State Correctional Savings. This measure would have a number of fiscal impacts on the state’s correctional system. Most significantly, the measure would reduce state prison costs in two ways. First, fewer inmates would be incarcerated for life sentences under the three strikes law because of the measure’s provisions requiring that such sentences be applied only to third strikers whose current offense is serious or violent. This would reduce the sentences of some future felony offenders. Second, the resentencing of third strikers could result in many existing inmates receiving shorter prison terms. This would result in a reduction in the inmate population beginning in the near term.
The measure would also result in reduced state parole costs.

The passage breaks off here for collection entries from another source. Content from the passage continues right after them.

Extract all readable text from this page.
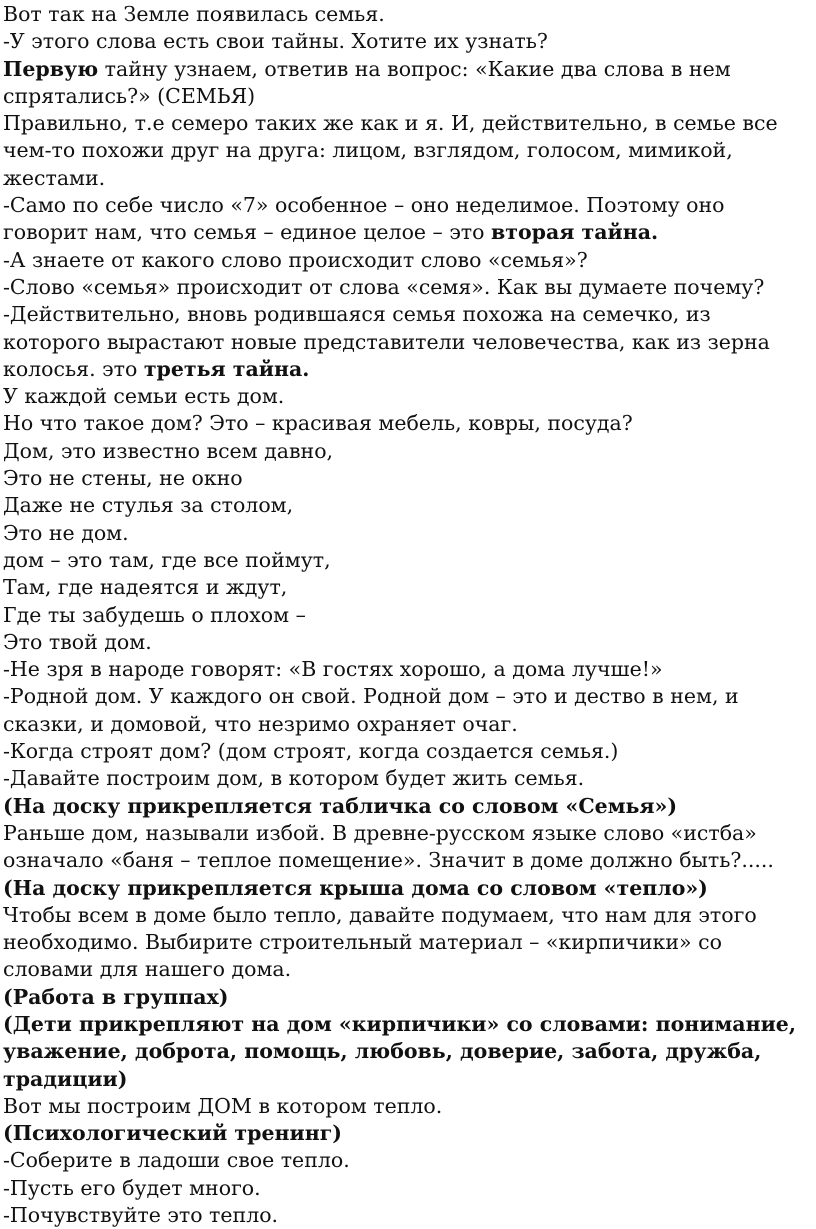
Вот так на Земле появилась семья.

-У этого слова есть свои тайны. Хотите их узнать?

Первую тайну узнаем, ответив на вопрос: «Какие два слова в нем спрятались?» (СЕМЬЯ)

Правильно, т.е семеро таких же как и я. И, действительно, в семье все чем-то похожи друг на друга: лицом, взглядом, голосом, мимикой, жестами.

-Само по себе число «7» особенное – оно неделимое. Поэтому оно говорит нам, что семья – единое целое – это вторая тайна.

-А знаете от какого слово происходит слово «семья»?

-Слово «семья» происходит от слова «семя». Как вы думаете почему?

-Действительно, вновь родившаяся семья похожа на семечко, из которого вырастают новые представители человечества, как из зерна колосья. это третья тайна.

У каждой семьи есть дом.

Но что такое дом? Это – красивая мебель, ковры, посуда?

Дом, это известно всем давно,

Это не стены, не окно

Даже не стулья за столом,

Это не дом.

дом – это там, где все поймут,

Там, где надеятся и ждут,

Где ты забудешь о плохом –

Это твой дом.

-Не зря в народе говорят: «В гостях хорошо, а дома лучше!»

-Родной дом. У каждого он свой. Родной дом – это и дество в нем, и сказки, и домовой, что незримо охраняет очаг.

-Когда строят дом? (дом строят, когда создается семья.)

-Давайте построим дом, в котором будет жить семья.

(На доску прикрепляется табличка со словом «Семья»)

Раньше дом, называли избой. В древне-русском языке слово «истба» означало «баня – теплое помещение». Значит в доме должно быть?.....

(На доску прикрепляется крыша дома со словом «тепло»)

Чтобы всем в доме было тепло, давайте подумаем, что нам для этого необходимо. Выбирите строительный материал – «кирпичики» со словами для нашего дома.

(Работа в группах)

(Дети прикрепляют на дом «кирпичики» со словами: понимание, уважение, доброта, помощь, любовь, доверие, забота, дружба, традиции)

Вот мы построим ДОМ в котором тепло.

(Психологический тренинг)

-Соберите в ладоши свое тепло.

-Пусть его будет много.

-Почувствуйте это тепло.
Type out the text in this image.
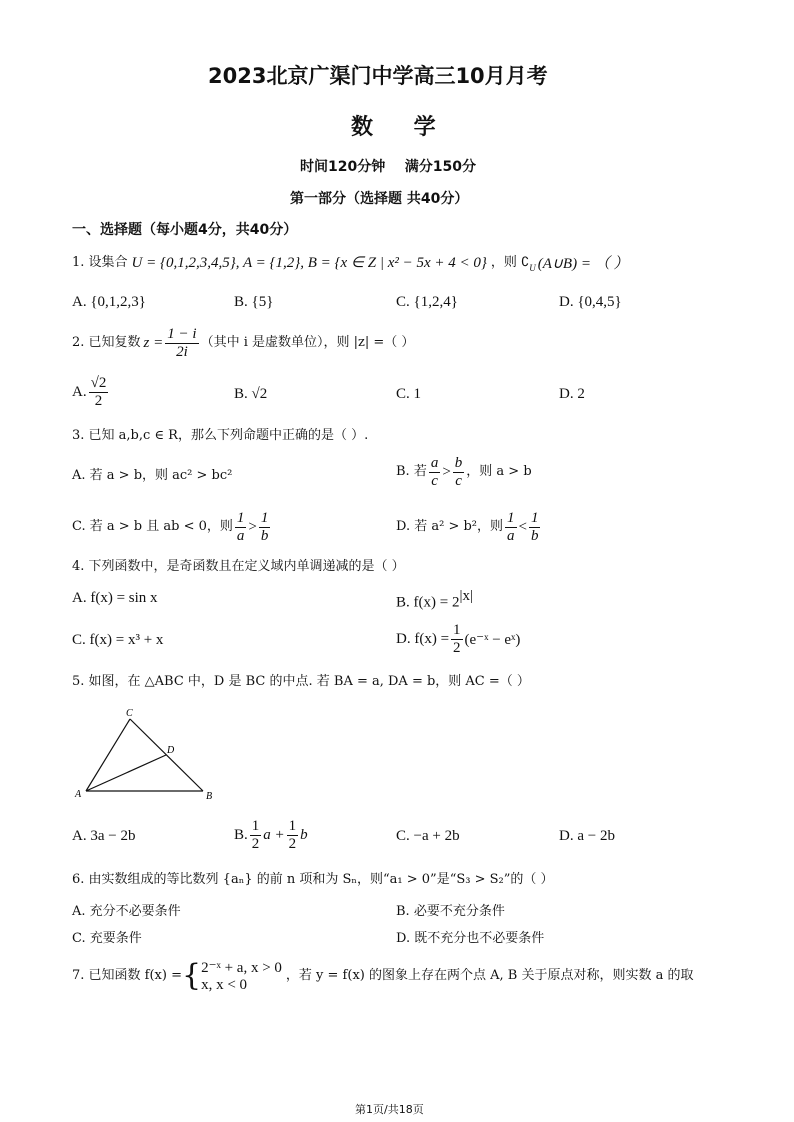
2023北京广渠门中学高三10月月考
数    学
时间120分钟    满分150分
第一部分（选择题 共40分）
一、选择题（每小题4分，共40分）
1. 设集合 U = {0,1,2,3,4,5}, A = {1,2}, B = {x ∈ Z | x² − 5x + 4 < 0} ，则 $∁_U$ (A∪B) = （ ）
A. {0,1,2,3}	B. {5}	C. {1,2,4}	D. {0,4,5}
2. 已知复数 $z = \frac{1 - i}{2i}$ （其中 i 是虚数单位），则 |z| =（ ）
A. $\frac{√2}{2}$	B. √2	C. 1	D. 2
3. 已知 a,b,c ∈ R，那么下列命题中正确的是（ ）.
A. 若 a > b，则 ac² > bc²	B. 若 $\frac{a}{c} > \frac{b}{c}$ ，则 a > b
C. 若 a > b 且 ab < 0，则 $\frac{1}{a} > \frac{1}{b}$	D. 若 a² > b²，则 $\frac{1}{a} < \frac{1}{b}$
4. 下列函数中，是奇函数且在定义域内单调递减的是（ ）
A. f(x) = sin x	B. $f(x) = 2^{|x|}$
C. f(x) = x³ + x	D. $f(x) = \frac{1}{2}$ (e⁻ˣ − eˣ)
5. 如图，在 △ABC 中，D 是 BC 的中点. 若 BA = a, DA = b，则 AC =（ ）
A	B
C
D
A. 3a − 2b	B. $\frac{1}{2}$ $a + \frac{1}{2}$ b	C. −a + 2b	D. a − 2b
6. 由实数组成的等比数列 {aₙ} 的前 n 项和为 Sₙ，则“a₁ > 0”是“S₃ > S₂”的（ ）
A. 充分不必要条件	B. 必要不充分条件
C. 充要条件	D. 既不充分也不必要条件
7. 已知函数 f(x) = { 2⁻ˣ + a, x > 0
x, x < 0
，若 y = f(x) 的图象上存在两个点 A, B 关于原点对称，则实数 a 的取
第1页/共18页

This would occur because the offenders affected by this measure would generally be supervised by county probation—rather than state parole—following their release from prison. This is because their current offense would be nonserious and non-violent. In addition, the reduction in the third striker population would reduce the number of parole consideration hearings BPH would need to conduct in the future.
State correctional savings from the above changes would likely be around $70 million annually, with even higher savings—up to $90 million annually—over the next couple of decades. However, these annual savings could be tens of millions of dollars higher or lower depending on several factors. In particular, the actual level of savings would depend on the number of third strikers resentenced by the court and the rate at which BPH would have released third strikers in the future under current law.
Resentencing Costs. This measure would result in a one-time cost to the state and counties related to the resentencing provisions of this measure. These provisions would increase court caseloads, which would result in added costs for district attorneys, public defenders, and county sheriff ’s departments that would manage this workload and staff these resentencing proceedings. In addition, counties would incur jail costs to house inmates during resentencing proceedings. These costs could be a few million dollars statewide over a couple of years.
Other Fiscal Impacts. There would be some additional court-, probation-, and jail-related costs for the state and counties. This is because some offenders released from prison due to this measure would be supervised by probation departments instead of state parole, and would have court hearings and receive jail sentences if they violate the terms of their supervision or commit new crimes. We estimate that such long-term costs would not be significant.
This measure could result in a variety of other state and local government fiscal effects. For instance, governments would incur additional costs to the extent that offenders released from prison because of this measure require government services (such as government-paid health care for persons without private insurance coverage) or commit additional crimes. There also would be some additional state and local government revenue to the extent that offenders released from prison because of this measure entered the workforce. The magnitude of these impacts is unknown.